EdBookFest | William Dalrymple and David Robison
‘Place yourselves on the step between Persia and Afghanistan in the year 1837, as you watch the newly coronated Shah of Iran march to Herat.’ So began William Dalrymple’s immensely gripping book festival talk. As with many things in life, the first Anglo-Afghan conflict came down to money – Greed for it and then failure to find it. William Dalrymple explores this conflict and the ripples we still feel from it today in his latest work ‘Return of a King: The Battle For Afghanistan.’ The Historical work follows the development and disintegration of the 19th Century (and first of many in that region) Anglo-Afghan conflict. Notionally in conversation with David Robinson, Books Editor for the Scotsman, Dalyrymple instead dominated the stage with his professorial-like delivery and wealth of knowledge.

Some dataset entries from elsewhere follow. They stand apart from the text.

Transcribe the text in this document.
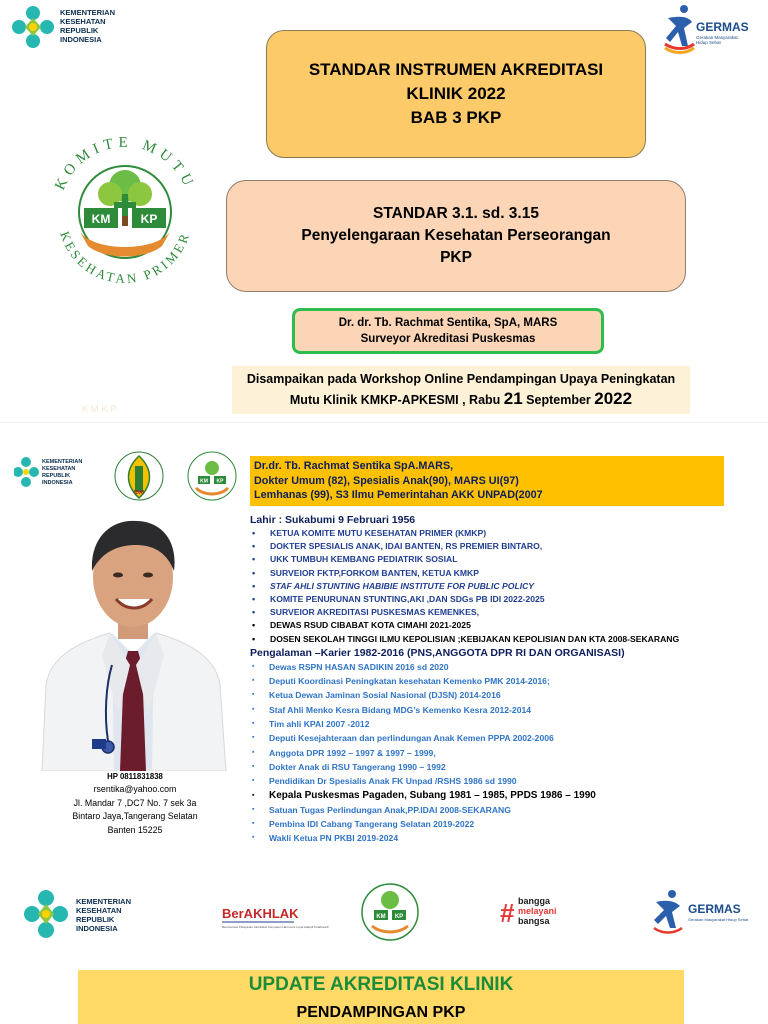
KEMENTERIAN
KESEHATAN
REPUBLIK
INDONESIA
GERMAS
Gerakan Masyarakat Hidup Sehat
STANDAR INSTRUMEN AKREDITASI
KLINIK 2022
BAB 3 PKP
KOMITE MUTU
KESEHATAN PRIMER
KM	KP	STANDAR 3.1. sd. 3.15
Penyelengaraan Kesehatan Perseorangan
PKP
Dr. dr. Tb. Rachmat Sentika, SpA, MARS
Surveyor Akreditasi Puskesmas
Disampaikan pada Workshop Online Pendampingan Upaya Peningkatan
Mutu Klinik KMKP-APKESMI , Rabu 21 September 2022
KMKP
KEMENTERIAN
KESEHATAN
REPUBLIK
INDONESIA
IDAI
KM KP
Dr.dr. Tb. Rachmat Sentika SpA.MARS,
Dokter Umum (82), Spesialis Anak(90), MARS UI(97)
Lemhanas (99), S3 Ilmu Pemerintahan AKK UNPAD(2007
HP 0811831838
rsentika@yahoo.com
Jl. Mandar 7 ,DC7 No. 7 sek 3a
Bintaro Jaya,Tangerang Selatan
Banten 15225
Lahir : Sukabumi 9 Februari 1956
• KETUA KOMITE MUTU KESEHATAN PRIMER (KMKP)
• DOKTER SPESIALIS ANAK, IDAI BANTEN, RS PREMIER BINTARO,
• UKK TUMBUH KEMBANG PEDIATRIK SOSIAL
• SURVEIOR FKTP,FORKOM BANTEN, KETUA KMKP
• STAF AHLI STUNTING HABIBIE INSTITUTE FOR PUBLIC POLICY
• KOMITE PENURUNAN STUNTING,AKI ,DAN SDGs PB IDI 2022-2025
• SURVEIOR AKREDITASI PUSKESMAS KEMENKES,
• DEWAS RSUD CIBABAT KOTA CIMAHI 2021-2025
• DOSEN SEKOLAH TINGGI ILMU KEPOLISIAN ;KEBIJAKAN KEPOLISIAN DAN KTA 2008-SEKARANG
Pengalaman –Karier 1982-2016 (PNS,ANGGOTA DPR RI DAN ORGANISASI)
▪ Dewas RSPN HASAN SADIKIN 2016 sd 2020
▪ Deputi Koordinasi Peningkatan kesehatan Kemenko PMK 2014-2016;
▪ Ketua Dewan Jaminan Sosial Nasional (DJSN) 2014-2016
▪ Staf Ahli Menko Kesra Bidang MDG’s Kemenko Kesra 2012-2014
▪ Tim ahli KPAI 2007 -2012
▪ Deputi Kesejahteraan dan perlindungan Anak Kemen PPPA 2002-2006
▪ Anggota DPR 1992 – 1997 & 1997 – 1999,
▪ Dokter Anak di RSU Tangerang 1990 – 1992
▪ Pendidikan Dr Spesialis Anak FK Unpad /RSHS 1986 sd 1990
▪ Kepala Puskesmas Pagaden, Subang 1981 – 1985, PPDS 1986 – 1990
▪ Satuan Tugas Perlindungan Anak,PP.IDAI 2008-SEKARANG
▪ Pembina IDI Cabang Tangerang Selatan 2019-2022
▪ Wakli Ketua PN PKBI 2019-2024
KEMENTERIAN
KESEHATAN
REPUBLIK
INDONESIA
BerAKHLAK
Berorientasi Pelayanan Akuntabel Kompeten Harmonis Loyal Adaptif Kolaboratif
KM KP	# bangga
melayani
bangsa
GERMAS
Gerakan Masyarakat Hidup Sehat
UPDATE AKREDITASI KLINIK
PENDAMPINGAN PKP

A dazzling 40-minute summary of the key moments of the entire conflict was volleyed at the audience, beginning with a chance encounter between a lost East India Company intelligence officer and some Russian Cossacks in the middle of the desert. The disturbing parallels between our own Afghan war and the trumped up WMD claims soon became apparent, and were a sign of what one senses will be an undercurrent of the book: we are idiots, who fail to learn from the past. One hopes the recent military focus on Syria will not proceed so ignorant of the past as some of our previous efforts. One Brit, making the case for the use of force in Afghanistan in 1837 stated that ‘he who is not with us is against us’, and sentiment eerily reminiscent of Bush’s post 9/11 rhetoric. The immense speeding up of conflict in both situations is telling.

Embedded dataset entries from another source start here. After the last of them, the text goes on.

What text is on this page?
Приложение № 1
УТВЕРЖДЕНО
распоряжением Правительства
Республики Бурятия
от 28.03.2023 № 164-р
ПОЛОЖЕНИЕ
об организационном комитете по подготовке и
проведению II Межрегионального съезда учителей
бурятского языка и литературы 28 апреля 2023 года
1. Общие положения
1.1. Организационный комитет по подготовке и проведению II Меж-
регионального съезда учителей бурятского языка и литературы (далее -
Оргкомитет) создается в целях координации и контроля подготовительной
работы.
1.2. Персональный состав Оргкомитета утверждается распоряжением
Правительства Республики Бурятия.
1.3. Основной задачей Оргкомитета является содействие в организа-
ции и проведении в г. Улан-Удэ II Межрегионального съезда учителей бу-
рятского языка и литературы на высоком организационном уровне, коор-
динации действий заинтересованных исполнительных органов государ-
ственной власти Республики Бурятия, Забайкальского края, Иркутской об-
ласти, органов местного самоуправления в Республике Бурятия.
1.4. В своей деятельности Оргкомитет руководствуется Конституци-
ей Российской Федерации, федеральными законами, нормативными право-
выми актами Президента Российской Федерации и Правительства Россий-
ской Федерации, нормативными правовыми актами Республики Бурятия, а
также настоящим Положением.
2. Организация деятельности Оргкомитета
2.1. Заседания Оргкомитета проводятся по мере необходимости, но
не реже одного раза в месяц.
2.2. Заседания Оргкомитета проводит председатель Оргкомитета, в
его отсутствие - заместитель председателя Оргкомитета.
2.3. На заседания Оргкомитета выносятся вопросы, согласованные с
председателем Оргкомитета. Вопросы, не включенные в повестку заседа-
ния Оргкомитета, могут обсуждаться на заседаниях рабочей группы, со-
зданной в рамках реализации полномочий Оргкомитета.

In opposition to this, Dalyrmple tells us of Abdullah Khan Achak’s observation (which was part of a speech responsible for spurring the Afghans into rebellion) that ‘the English will ride the donkey of desire into the field of stupidity’, and links it to an anecdote from his time researching the book. After narrowly avoiding a firefight, Dalyrmple spoke to some local Afghan leaders about their perceptions of the Western world which seems constantly to be invading them. ‘We are the roof of the world’, they told him, ‘from here you can see everywhere’. The appeal of Afghanistan isn’t lost on its inhabitants then, but they are also aware of the impossibility of making anything from it. The simple fact that thus far there’s been no money to be made in the region has always driven aggressors away before local force could. This doesn’t stop greedy eyes from constantly sizing the region up though. ‘[These are] the last days of the Americans. Next, it will be China.’

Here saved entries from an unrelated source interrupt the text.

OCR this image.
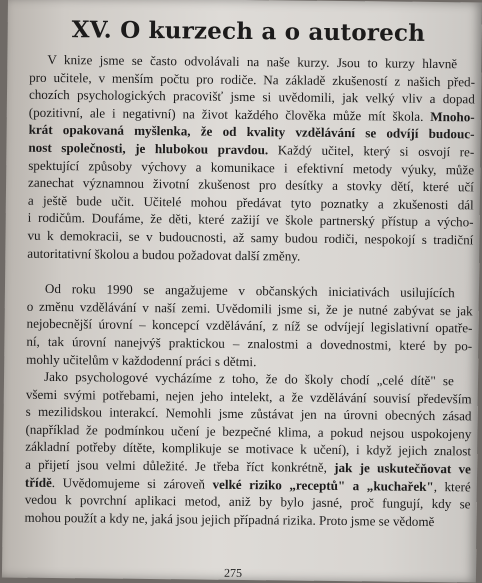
XV. O kurzech a o autorech
V knize jsme se často odvolávali na naše kurzy. Jsou to kurzy hlavně
pro učitele, v menším počtu pro rodiče. Na základě zkušeností z našich před-
chozích psychologických pracovišť jsme si uvědomili, jak velký vliv a dopad
(pozitivní, ale i negativní) na život každého člověka může mít škola. Mnoho-
krát opakovaná myšlenka, že od kvality vzdělávání se odvíjí budouc-
nost společnosti, je hlubokou pravdou. Každý učitel, který si osvojí re-
spektující způsoby výchovy a komunikace i efektivní metody výuky, může
zanechat významnou životní zkušenost pro desítky a stovky dětí, které učí
a ještě bude učit. Učitelé mohou předávat tyto poznatky a zkušenosti dál
i rodičům. Doufáme, že děti, které zažijí ve škole partnerský přístup a výcho-
vu k demokracii, se v budoucnosti, až samy budou rodiči, nespokojí s tradiční
autoritativní školou a budou požadovat další změny.
Od roku 1990 se angažujeme v občanských iniciativách usilujících
o změnu vzdělávání v naší zemi. Uvědomili jsme si, že je nutné zabývat se jak
nejobecnější úrovní – koncepcí vzdělávání, z níž se odvíjejí legislativní opatře-
ní, tak úrovní nanejvýš praktickou – znalostmi a dovednostmi, které by po-
mohly učitelům v každodenní práci s dětmi.
Jako psychologové vycházíme z toho, že do školy chodí „celé dítě" se
všemi svými potřebami, nejen jeho intelekt, a že vzdělávání souvisí především
s mezilidskou interakcí. Nemohli jsme zůstávat jen na úrovni obecných zásad
(například že podmínkou učení je bezpečné klima, a pokud nejsou uspokojeny
základní potřeby dítěte, komplikuje se motivace k učení), i když jejich znalost
a přijetí jsou velmi důležité. Je třeba říct konkrétně, jak je uskutečňovat ve
třídě. Uvědomujeme si zároveň velké riziko „receptů" a „kuchařek", které
vedou k povrchní aplikaci metod, aniž by bylo jasné, proč fungují, kdy se
mohou použít a kdy ne, jaká jsou jejich případná rizika. Proto jsme se vědomě
275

Reflecting on the Afghan conflict of our own lifetime, Dalrymple lamented the gross misuse of funds in the region: ‘every time we dropped a daisy cutter, we could have built a school’. The money we spent on military aggression could have been used to build Afghanistan as nation and into a strong ally. Much like Iraq, we ‘were treated as liberators’ there initially, but, as Dalrymple notes ‘we overstayed our welcome by thirteen years’. Our own inflated ideas of authority and reputation have been the stumbling blocks of two Afghan wars, one Iraq, and now, perhaps, a Syrian. Dalyrmple’s latest book is less a history lesson and more a how-not-to for the future.